私は今、国際協力機構(JICA)の青年海外協力隊員として、ケニア森林公社で仕事をしています。森林公社は日本で言う林野庁のようなところです。
ケニアは、国家目標として2030年までに国の森林被覆率を現在の6%から10%に引き上げることを掲げています。そのためには、今ある森林を守りつつ、新しく森を造っていく必要があります。
私は当初、ケニア南東部のクワレという地域で森林保全の活動を行っていましたが、周辺地域の治安悪化に伴い、昨年の10月からはケニア中央東部のキブウェジという地域に移動してきました。キブウェジは緯度3度で標高も低くバオバブがボコボコと生えている乾燥地です。しかし、ここには小さな町があり人も住んでいます。人が住むことができる理由は、この地域に水源の森があるから! 私はその水源の森を保全する活動を行っています。
森林保全の活動といっても毎日森の中に入るわけではありません。普段は、森の近くに暮らす住民グループの集会へ出向き、彼らが森から木を伐りすぎずにより良い生活を送ることができるように、現地の材料から製作でき、薪をあまり使わない“改良かまど”や自分たちで薪炭材や野菜を得るための“アグロフォレストリー”などの技術指導を行っています。
今年に入ってからは、住民と一緒に『住民が住民のために生活改善を通じて森林保全を行うグループ』を設立し、組織として県に登録しました。
私は、住民が主体となって組織運営をすることができるように、彼らのサポートをしています。
Q:海外でのお仕事で大変なことは何ですか?
ケニアで仕事をするようになって、自分ではどうすることもできない治安悪化の問題に遭遇したり、寄生虫が足に入ってしまったり……と日本では考えられないようなトラブルに見舞われることが多々あります。
海外での生活は最初こそ新鮮ですが、住んでいれば辛いことや悲しいことにも出会います。そんなときは『私はなんでここに来たんだ?』と自分に問いかけるようにしています。
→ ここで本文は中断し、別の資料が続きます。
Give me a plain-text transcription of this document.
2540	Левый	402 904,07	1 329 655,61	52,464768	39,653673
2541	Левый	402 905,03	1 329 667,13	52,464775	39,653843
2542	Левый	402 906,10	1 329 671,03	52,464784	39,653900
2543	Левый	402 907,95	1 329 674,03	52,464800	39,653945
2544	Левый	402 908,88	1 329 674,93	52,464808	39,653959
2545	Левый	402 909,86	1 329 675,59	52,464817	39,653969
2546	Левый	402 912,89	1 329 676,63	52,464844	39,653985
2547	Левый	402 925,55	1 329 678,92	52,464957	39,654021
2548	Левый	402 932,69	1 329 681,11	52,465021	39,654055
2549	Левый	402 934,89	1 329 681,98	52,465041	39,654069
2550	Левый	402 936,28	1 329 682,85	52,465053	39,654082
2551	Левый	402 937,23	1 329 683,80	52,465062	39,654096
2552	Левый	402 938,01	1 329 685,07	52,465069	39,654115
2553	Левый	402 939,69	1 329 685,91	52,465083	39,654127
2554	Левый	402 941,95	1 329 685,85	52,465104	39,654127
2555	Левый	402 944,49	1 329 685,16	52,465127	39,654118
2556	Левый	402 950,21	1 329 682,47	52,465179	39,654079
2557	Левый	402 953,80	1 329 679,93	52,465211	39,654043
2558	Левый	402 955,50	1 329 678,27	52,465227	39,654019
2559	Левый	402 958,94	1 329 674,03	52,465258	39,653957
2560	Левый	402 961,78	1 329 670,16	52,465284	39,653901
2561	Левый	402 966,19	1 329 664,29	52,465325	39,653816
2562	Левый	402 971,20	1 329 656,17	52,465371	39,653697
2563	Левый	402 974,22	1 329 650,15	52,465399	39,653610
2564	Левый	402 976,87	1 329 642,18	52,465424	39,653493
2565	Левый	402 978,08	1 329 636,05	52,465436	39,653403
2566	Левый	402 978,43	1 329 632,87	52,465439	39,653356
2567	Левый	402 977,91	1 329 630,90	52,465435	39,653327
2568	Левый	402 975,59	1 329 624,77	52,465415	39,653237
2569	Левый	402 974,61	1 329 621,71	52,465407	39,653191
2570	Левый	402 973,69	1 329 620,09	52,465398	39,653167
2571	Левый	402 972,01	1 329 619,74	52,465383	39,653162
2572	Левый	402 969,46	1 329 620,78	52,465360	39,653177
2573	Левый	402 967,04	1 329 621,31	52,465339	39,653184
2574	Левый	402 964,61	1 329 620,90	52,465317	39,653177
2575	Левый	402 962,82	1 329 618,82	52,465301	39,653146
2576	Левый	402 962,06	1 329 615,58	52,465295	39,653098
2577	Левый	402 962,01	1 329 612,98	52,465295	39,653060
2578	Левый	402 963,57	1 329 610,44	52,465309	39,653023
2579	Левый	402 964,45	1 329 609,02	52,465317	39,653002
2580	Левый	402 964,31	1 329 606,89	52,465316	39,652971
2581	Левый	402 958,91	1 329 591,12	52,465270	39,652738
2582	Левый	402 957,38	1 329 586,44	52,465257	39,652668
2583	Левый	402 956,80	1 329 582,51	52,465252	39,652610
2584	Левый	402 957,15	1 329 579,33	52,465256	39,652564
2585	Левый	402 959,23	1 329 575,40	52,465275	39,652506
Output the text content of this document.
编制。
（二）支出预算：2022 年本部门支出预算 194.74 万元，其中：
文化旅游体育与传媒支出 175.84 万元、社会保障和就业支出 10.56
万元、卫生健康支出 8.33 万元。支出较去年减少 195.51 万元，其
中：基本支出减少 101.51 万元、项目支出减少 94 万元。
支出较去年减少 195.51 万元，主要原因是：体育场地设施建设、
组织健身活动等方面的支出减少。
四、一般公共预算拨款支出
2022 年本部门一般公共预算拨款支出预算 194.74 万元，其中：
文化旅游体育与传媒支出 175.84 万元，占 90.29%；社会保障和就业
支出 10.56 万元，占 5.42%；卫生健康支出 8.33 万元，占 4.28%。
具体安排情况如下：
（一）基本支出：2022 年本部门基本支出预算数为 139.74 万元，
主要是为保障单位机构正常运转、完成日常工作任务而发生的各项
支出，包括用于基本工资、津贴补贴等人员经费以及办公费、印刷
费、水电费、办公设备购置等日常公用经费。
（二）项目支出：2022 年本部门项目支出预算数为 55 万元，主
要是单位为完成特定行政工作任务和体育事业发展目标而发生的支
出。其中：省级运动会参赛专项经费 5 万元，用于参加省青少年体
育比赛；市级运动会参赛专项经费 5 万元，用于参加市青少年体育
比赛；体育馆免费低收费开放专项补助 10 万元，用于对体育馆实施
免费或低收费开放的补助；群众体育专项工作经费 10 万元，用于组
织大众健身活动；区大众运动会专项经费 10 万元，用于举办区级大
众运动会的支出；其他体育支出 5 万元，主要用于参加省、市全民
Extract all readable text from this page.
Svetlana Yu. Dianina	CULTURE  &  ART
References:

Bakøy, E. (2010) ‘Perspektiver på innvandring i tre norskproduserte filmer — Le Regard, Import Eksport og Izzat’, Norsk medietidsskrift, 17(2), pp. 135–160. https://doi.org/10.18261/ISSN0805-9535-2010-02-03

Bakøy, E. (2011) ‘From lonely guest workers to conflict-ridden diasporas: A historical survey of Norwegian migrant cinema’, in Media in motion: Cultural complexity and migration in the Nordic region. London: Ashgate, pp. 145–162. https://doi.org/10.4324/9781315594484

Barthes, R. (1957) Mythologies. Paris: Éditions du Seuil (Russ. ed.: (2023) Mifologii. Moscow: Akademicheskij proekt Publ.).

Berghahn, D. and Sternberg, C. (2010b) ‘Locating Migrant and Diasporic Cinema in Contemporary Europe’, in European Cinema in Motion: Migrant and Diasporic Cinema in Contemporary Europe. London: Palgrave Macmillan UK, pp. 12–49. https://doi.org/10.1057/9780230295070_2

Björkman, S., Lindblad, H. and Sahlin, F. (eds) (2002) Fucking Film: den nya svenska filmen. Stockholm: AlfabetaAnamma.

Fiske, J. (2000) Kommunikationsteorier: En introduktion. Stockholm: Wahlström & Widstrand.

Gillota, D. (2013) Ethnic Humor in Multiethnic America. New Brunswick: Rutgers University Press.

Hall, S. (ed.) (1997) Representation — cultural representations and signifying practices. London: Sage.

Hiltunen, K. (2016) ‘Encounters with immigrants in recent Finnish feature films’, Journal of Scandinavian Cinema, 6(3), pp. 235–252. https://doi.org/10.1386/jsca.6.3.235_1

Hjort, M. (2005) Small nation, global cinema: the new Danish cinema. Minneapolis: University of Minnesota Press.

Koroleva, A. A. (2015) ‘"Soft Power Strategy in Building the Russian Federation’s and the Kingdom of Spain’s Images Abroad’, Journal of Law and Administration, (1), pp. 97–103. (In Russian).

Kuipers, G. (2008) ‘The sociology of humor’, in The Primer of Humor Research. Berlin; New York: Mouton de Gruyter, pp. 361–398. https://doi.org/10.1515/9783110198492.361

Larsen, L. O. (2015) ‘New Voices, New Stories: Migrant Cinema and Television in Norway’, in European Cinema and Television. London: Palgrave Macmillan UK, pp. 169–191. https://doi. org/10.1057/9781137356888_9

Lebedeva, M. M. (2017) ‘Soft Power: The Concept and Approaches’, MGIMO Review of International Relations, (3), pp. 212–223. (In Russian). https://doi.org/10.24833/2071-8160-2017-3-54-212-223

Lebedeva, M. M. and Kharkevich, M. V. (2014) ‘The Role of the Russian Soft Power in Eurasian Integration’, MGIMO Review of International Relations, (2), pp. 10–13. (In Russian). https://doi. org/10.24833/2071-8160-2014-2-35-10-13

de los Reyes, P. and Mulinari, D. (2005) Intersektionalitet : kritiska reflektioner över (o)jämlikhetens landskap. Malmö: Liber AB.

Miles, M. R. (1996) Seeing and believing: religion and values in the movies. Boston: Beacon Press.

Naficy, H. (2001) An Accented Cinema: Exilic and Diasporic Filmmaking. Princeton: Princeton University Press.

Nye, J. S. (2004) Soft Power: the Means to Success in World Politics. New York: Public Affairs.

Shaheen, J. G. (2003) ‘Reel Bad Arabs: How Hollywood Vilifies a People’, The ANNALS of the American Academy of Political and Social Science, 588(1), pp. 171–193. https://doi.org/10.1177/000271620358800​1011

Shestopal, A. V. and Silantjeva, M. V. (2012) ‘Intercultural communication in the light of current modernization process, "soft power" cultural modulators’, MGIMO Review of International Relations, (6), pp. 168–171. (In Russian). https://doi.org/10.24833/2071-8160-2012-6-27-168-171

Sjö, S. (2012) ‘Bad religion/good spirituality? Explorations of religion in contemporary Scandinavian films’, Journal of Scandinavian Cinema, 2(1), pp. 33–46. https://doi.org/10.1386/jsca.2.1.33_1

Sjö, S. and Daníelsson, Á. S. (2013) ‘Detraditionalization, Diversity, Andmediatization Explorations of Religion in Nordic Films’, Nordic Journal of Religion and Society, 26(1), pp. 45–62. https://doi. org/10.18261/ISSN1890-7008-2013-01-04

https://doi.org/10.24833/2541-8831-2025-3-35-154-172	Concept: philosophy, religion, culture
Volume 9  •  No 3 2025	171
その答えはもちろん『世界で森づくりをするため!』です。
私の関わることのできるすべての人が森を大切に思ってくれるように、可能な限りの準備をして、笑顔で歩いていきたいです。
Q:今の仕事に興味を持ったきっかけは?
幼いころから、森林公園を歩くことや、テレビで野生動物の特集番組を見ることが好きで、将来は自然に関わる仕事に就きたいと考えていました。途上国の現状や国際協力の道に興味を持つようになったのは中学生のころ。スマトラ島沖地震で被災した子どもたちへ、国連児童基金(ユニセフ)を通じて募金したことをきっかけです。
その後、高校3年の夏休みにJICAが開催するセミナーに参加し、東南アジアの熱帯雨林破壊による生物多様性の減少問題に興味を持ち、森林保全の道を志そうと考え始めました。でも、大学の森林資源学科で森林を正しく利用すれば持続可能なことを学び、世界で持続可能な森づくりに関わりたいと考えるようになりました。
そんな中で、青年海外協力隊は実際に現場に立って地域の方々と森づくりに関われる仕事だと考えて、今の道を選択しました。
Q:最後に将来の夢を教えて下さい。
現在は大学院を休学して、『世界で森づくりをしたい!』という思いを胸に、現地の方々と活動していますが、草の根レベルの活動はできているものの、自分の手の届く範囲内でしか活動できていないのが現状です。
大学院復学後は、より広範囲で持続可能な森林を造林するためのノウハウを知るために、国際機関のインターンに参加をしたいと考えています。
将来は、専門家として現場と研究機関の懸け橋になりたいというのが今の夢です。現在、ケニアの小学校で環境教育の出張授業を行っていますが、10年後、20年後に私の授業を受けた子どもたちと一緒に仕事ができたらうれしいですね。